The Times (Bricks & Mortar)
The advice for borrowers approaching the end of a fixed rate period is to plan ahead well in advance. You should start looking for a new deal at least three to six months in advance. It is possible to “reserve” a rate with some lenders for up to six months in advance. If you can’t find, or are simply not eligible for a competitive rate loan elsewhere then staying with your current lender and moving to their SVR may not be the end of the world. Some SVRs are looking quite competitive in the current market, in comparison to some fixed rates.

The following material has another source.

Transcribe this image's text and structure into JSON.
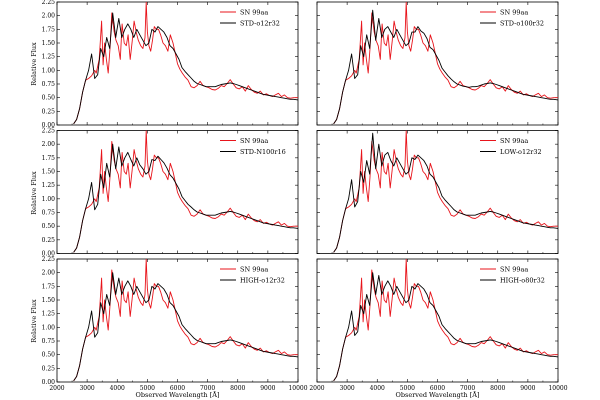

Remember also that the SVR is not a forgone conclusion. Talk to your current lender; they may play ball and put you onto another competitive rate - rather than lose your custom. Above all, don’t panic; there are no penalties for switching away from your mortgage once you’ve exited the fixed “honeymoon” period, so you can always remortgage later when conditions are more favourable. Having just said that - watch out for mortgages that tie you into an Early Redemption Charge (ERC) after the fixed rate has finished. An example of this underhand trick is the Norwich & Peterborough Building Society who are now trying to tie you in for a couple of extra years after the discount period. Move early and face a penalty of 5% of the outstanding balance.
If you have savings, it could be an option to use them to create more equity in your property by paying off a chunk of the current home loan. This will give you a better loan-to-value ratio and increase the number of mortgage products available at more competitive rates.